I sure am glad they have separate neutrals for each hot, as well as isolated ground. That stuff is very important and makes the computers run much better. ;)
Yeah, the last one's I did had three circuits with a super neutral, plus an dedicated ISO circuit with it's own ground and neutral. The cube only used the first two circuits, and didn't even need the third circuit or the iso circuit. What a waste, if I'd have hooked everything in the whip up without checking to see what all was installed in the partitions. I guess those Reloc style supply whips are generic to every piece of office furniture a given company makes?

Oh... here's the kicker... the office manager says... "There's an outlet right here.
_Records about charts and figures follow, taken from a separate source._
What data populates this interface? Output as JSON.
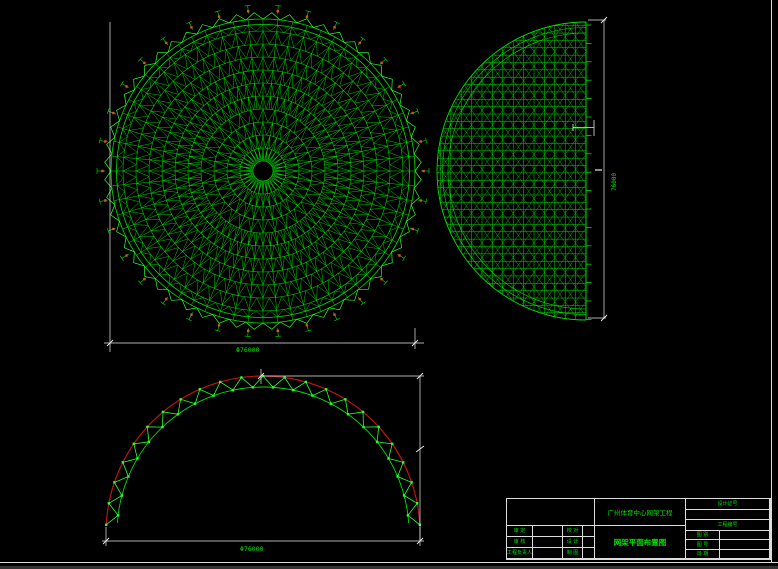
{
  "window": {
    "background": "#000000"
  },
  "colors": {
    "green": "#00DE00",
    "bright_green": "#2BFF2B",
    "dim_green": "#00B400",
    "red": "#BB1414",
    "orange": "#D4581E",
    "white": "#E8E8E8",
    "text_green": "#00E000"
  },
  "views": {
    "plan": {
      "label": "dome space-frame roof plan",
      "rings": 11,
      "sectors": 64,
      "rim_teeth": 56,
      "supports": 34,
      "dim_text": "Φ76000"
    },
    "elevation": {
      "label": "dome side elevation",
      "levels": 40,
      "columns": 15,
      "edge_stubs": 17,
      "dim_text": "76000"
    },
    "arch": {
      "label": "arch truss section",
      "panels": 44,
      "dim_text": "Φ76000"
    }
  },
  "title_block": {
    "project_name": "广州体育中心网架工程",
    "drawing_name": "网架平面布置图",
    "left_rows": [
      [
        "审 定",
        "校 对"
      ],
      [
        "审 核",
        "设 计"
      ],
      [
        "工程负责人",
        "制 图"
      ]
    ],
    "right": {
      "cert_label": "设计证号",
      "project_no_label": "工程编号",
      "rows": [
        [
          "图 别",
          ""
        ],
        [
          "图 号",
          ""
        ],
        [
          "日 期",
          ""
        ]
      ]
    }
  }
}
You can tie all of them in right here".

Ya... okey dokey lady.
 

iwire

Moderator
Staff member
Location
Massachusetts
On my example the 10s where a super neutral for two multiwire branch circuits along with grounding and Isolated grounding.

(Ask Dennis about them at the IRS)
 

iwire

Moderator
Staff member
Location
Massachusetts
mdshunk said:
I guess those Reloc style supply whips are generic to every piece of office furniture a given company makes?
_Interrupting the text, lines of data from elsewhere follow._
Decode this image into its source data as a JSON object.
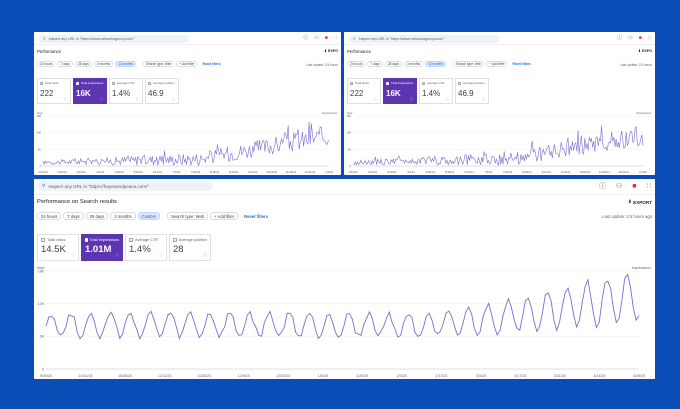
{
  "colors": {
    "background": "#0b4db7",
    "accent": "#5e35b1",
    "line": "#7e6bd0",
    "link": "#1a73e8"
  },
  "panels": [
    {
      "search_placeholder": "Inspect any URL in \"https://www.networkagency.com/\"",
      "title": "Performance",
      "export_label": "EXPO",
      "filters": [
        "24 hours",
        "7 days",
        "28 days",
        "3 months",
        "12 months"
      ],
      "active_filter": 4,
      "search_type": "Search type: Web",
      "add_filter": "+ Add filter",
      "reset": "Reset filters",
      "last_updated": "Last update: 2.5 hours",
      "metrics": [
        {
          "label": "Total clicks",
          "value": "222",
          "selected": false
        },
        {
          "label": "Total impressions",
          "value": "16K",
          "selected": true
        },
        {
          "label": "Average CTR",
          "value": "1.4%",
          "selected": false
        },
        {
          "label": "Average position",
          "value": "46.9",
          "selected": false
        }
      ],
      "y_axis_title": "Impr.",
      "y_axis_title_right": "Impressions",
      "y_ticks": [
        "150",
        "100",
        "50",
        "0"
      ],
      "x_ticks": [
        "1/23/24",
        "2/16/24",
        "3/10/24",
        "4/2/24",
        "4/25/24",
        "5/18/24",
        "6/10/24",
        "7/3/24",
        "7/26/24",
        "8/18/24",
        "9/10/24",
        "10/3/24",
        "10/26/24",
        "11/18/24",
        "12/11/24",
        "1/3/25"
      ]
    },
    {
      "search_placeholder": "Inspect any URL in \"https://www.networkagency.com/\"",
      "title": "Performance",
      "export_label": "EXPO",
      "filters": [
        "24 hours",
        "7 days",
        "28 days",
        "3 months",
        "12 months"
      ],
      "active_filter": 4,
      "search_type": "Search type: Web",
      "add_filter": "+ Add filter",
      "reset": "Reset filters",
      "last_updated": "Last update: 2.5 hours",
      "metrics": [
        {
          "label": "Total clicks",
          "value": "222",
          "selected": false
        },
        {
          "label": "Total impressions",
          "value": "16K",
          "selected": true
        },
        {
          "label": "Average CTR",
          "value": "1.4%",
          "selected": false
        },
        {
          "label": "Average position",
          "value": "46.9",
          "selected": false
        }
      ],
      "y_axis_title": "Impr.",
      "y_axis_title_right": "Impressions",
      "y_ticks": [
        "150",
        "100",
        "50",
        "0"
      ],
      "x_ticks": [
        "1/23/24",
        "2/16/24",
        "3/10/24",
        "4/2/24",
        "4/25/24",
        "5/18/24",
        "6/10/24",
        "7/3/24",
        "7/26/24",
        "8/18/24",
        "9/10/24",
        "10/3/24",
        "10/26/24",
        "11/18/24",
        "12/11/24",
        "1/3/25"
      ]
    },
    {
      "search_placeholder": "Inspect any URL in \"https://hayesandpeace.com/\"",
      "title": "Performance on Search results",
      "export_label": "EXPORT",
      "filters": [
        "24 hours",
        "7 days",
        "28 days",
        "3 months",
        "Custom"
      ],
      "active_filter": 4,
      "search_type": "Search type: Web",
      "add_filter": "+ Add filter",
      "reset": "Reset filters",
      "last_updated": "Last update: 2.5 hours ago",
      "metrics": [
        {
          "label": "Total clicks",
          "value": "14.5K",
          "selected": false
        },
        {
          "label": "Total impressions",
          "value": "1.01M",
          "selected": true
        },
        {
          "label": "Average CTR",
          "value": "1.4%",
          "selected": false
        },
        {
          "label": "Average position",
          "value": "28",
          "selected": false
        }
      ],
      "y_axis_title": "Impr.",
      "y_axis_title_right": "Impressions",
      "y_ticks": [
        "18K",
        "12K",
        "6K",
        "0"
      ],
      "x_ticks": [
        "9/30/24",
        "10/14/24",
        "10/28/24",
        "11/11/24",
        "11/25/24",
        "12/9/24",
        "12/23/24",
        "1/6/25",
        "1/20/25",
        "2/3/25",
        "2/17/25",
        "3/3/25",
        "3/17/25",
        "3/31/25",
        "4/14/25",
        "4/28/25"
      ]
    }
  ]
}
I have a wiring diagram I keep in my folder from one manufacturer and it shows about 7 different whips and wiring schemes.
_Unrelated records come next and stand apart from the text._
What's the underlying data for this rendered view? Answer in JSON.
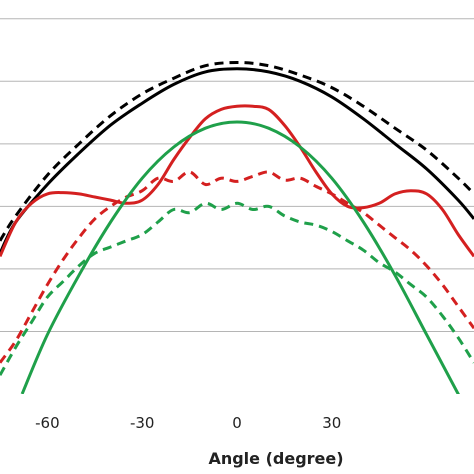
{
  "chart_data": {
    "type": "line",
    "xlabel": "Angle (degree)",
    "ylabel": "",
    "title": "",
    "xlim": [
      -75,
      75
    ],
    "ylim": [
      0,
      6.3
    ],
    "x_ticks": [
      -60,
      -30,
      0,
      30
    ],
    "grid": "horizontal",
    "series": [
      {
        "color": "#000000",
        "dash": "solid",
        "x": [
          -75,
          -70,
          -60,
          -50,
          -40,
          -30,
          -20,
          -10,
          0,
          10,
          20,
          30,
          40,
          50,
          60,
          70,
          75
        ],
        "y": [
          2.25,
          2.75,
          3.35,
          3.85,
          4.3,
          4.65,
          4.95,
          5.15,
          5.2,
          5.15,
          5.0,
          4.75,
          4.4,
          4.0,
          3.6,
          3.1,
          2.8
        ]
      },
      {
        "color": "#000000",
        "dash": "dashed",
        "x": [
          -75,
          -70,
          -60,
          -50,
          -40,
          -30,
          -20,
          -10,
          0,
          10,
          20,
          30,
          40,
          50,
          60,
          70,
          75
        ],
        "y": [
          2.45,
          2.85,
          3.5,
          4.0,
          4.45,
          4.8,
          5.05,
          5.25,
          5.3,
          5.25,
          5.1,
          4.9,
          4.6,
          4.25,
          3.9,
          3.45,
          3.2
        ]
      },
      {
        "color": "#d42020",
        "dash": "solid",
        "x": [
          -75,
          -70,
          -65,
          -60,
          -55,
          -50,
          -45,
          -40,
          -35,
          -30,
          -25,
          -20,
          -15,
          -10,
          -5,
          0,
          5,
          10,
          15,
          20,
          25,
          30,
          35,
          40,
          45,
          50,
          55,
          60,
          65,
          70,
          75
        ],
        "y": [
          2.2,
          2.75,
          3.05,
          3.2,
          3.22,
          3.2,
          3.15,
          3.1,
          3.05,
          3.1,
          3.35,
          3.75,
          4.1,
          4.4,
          4.55,
          4.6,
          4.6,
          4.55,
          4.3,
          3.95,
          3.55,
          3.2,
          3.0,
          2.98,
          3.05,
          3.2,
          3.25,
          3.2,
          2.95,
          2.55,
          2.2
        ]
      },
      {
        "color": "#d42020",
        "dash": "dashed",
        "x": [
          -75,
          -70,
          -65,
          -60,
          -55,
          -50,
          -45,
          -40,
          -35,
          -30,
          -25,
          -20,
          -15,
          -10,
          -5,
          0,
          5,
          10,
          15,
          20,
          25,
          30,
          35,
          40,
          45,
          50,
          55,
          60,
          65,
          70,
          75
        ],
        "y": [
          0.5,
          0.85,
          1.3,
          1.75,
          2.15,
          2.5,
          2.8,
          3.0,
          3.15,
          3.25,
          3.45,
          3.4,
          3.55,
          3.35,
          3.45,
          3.4,
          3.48,
          3.55,
          3.42,
          3.45,
          3.32,
          3.2,
          3.05,
          2.9,
          2.7,
          2.5,
          2.3,
          2.05,
          1.75,
          1.4,
          1.05
        ]
      },
      {
        "color": "#1fa04a",
        "dash": "solid",
        "x": [
          -68,
          -60,
          -50,
          -40,
          -30,
          -20,
          -10,
          0,
          10,
          20,
          30,
          40,
          50,
          60,
          70,
          75
        ],
        "y": [
          0.0,
          0.95,
          1.9,
          2.75,
          3.45,
          3.95,
          4.25,
          4.35,
          4.25,
          3.95,
          3.45,
          2.75,
          1.9,
          0.95,
          0.0,
          -0.5
        ]
      },
      {
        "color": "#1fa04a",
        "dash": "dashed",
        "x": [
          -75,
          -70,
          -65,
          -60,
          -55,
          -50,
          -45,
          -40,
          -35,
          -30,
          -25,
          -20,
          -15,
          -10,
          -5,
          0,
          5,
          10,
          15,
          20,
          25,
          30,
          35,
          40,
          45,
          50,
          55,
          60,
          65,
          70,
          75
        ],
        "y": [
          0.3,
          0.75,
          1.15,
          1.55,
          1.8,
          2.05,
          2.25,
          2.35,
          2.45,
          2.55,
          2.75,
          2.95,
          2.9,
          3.05,
          2.95,
          3.05,
          2.95,
          3.0,
          2.85,
          2.75,
          2.7,
          2.6,
          2.45,
          2.3,
          2.1,
          1.95,
          1.75,
          1.55,
          1.25,
          0.9,
          0.5
        ]
      }
    ]
  }
}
I am often involved with relocation of used cubes and it becomes more of a use what we got type of process.

So I may supply the circuits to match the whip and the harness may have those conductors but they only have one type of plug to use (The plugs determine what circuits are actually used) abandoning the extra circuits.
 

Chris6245

Senior Member
Location
Ohio
iwire said:
On my example the 10s where a super neutral for two multiwire branch circuits along with grounding and Isolated grounding.

Doesn't 605.8(D) stop you from installing multiwire branch circuits in free standing cubicles?
 

mdshunk

Senior Member
Location
Right here.
Jim W in Tampa said:
Am i missing something ? Do prints no longer mean anything ?We bid on what you asked for not on what will really work.
It's more common for me to run into cubes that need wired during a service call/small job T&M deal rather than a bid job.
 

peter d

Senior Member
Location
New England
One thing that I have learned from working commercial is that midway through the project, the cubicle layout will change and your circuits will have to be abandoned and relocated. :rolleyes:
 

LawnGuyLandSparky

Senior Member
mdshunk said:
Oh... here's the kicker... the office manager says... "There's an outlet right here. You can tie all of them in right here".

Ya... okey dokey lady.

Yea, and electricity comes from a hole in the wall...

Best thing about cubicles though, is you can't go "Prarie doggin'" without them!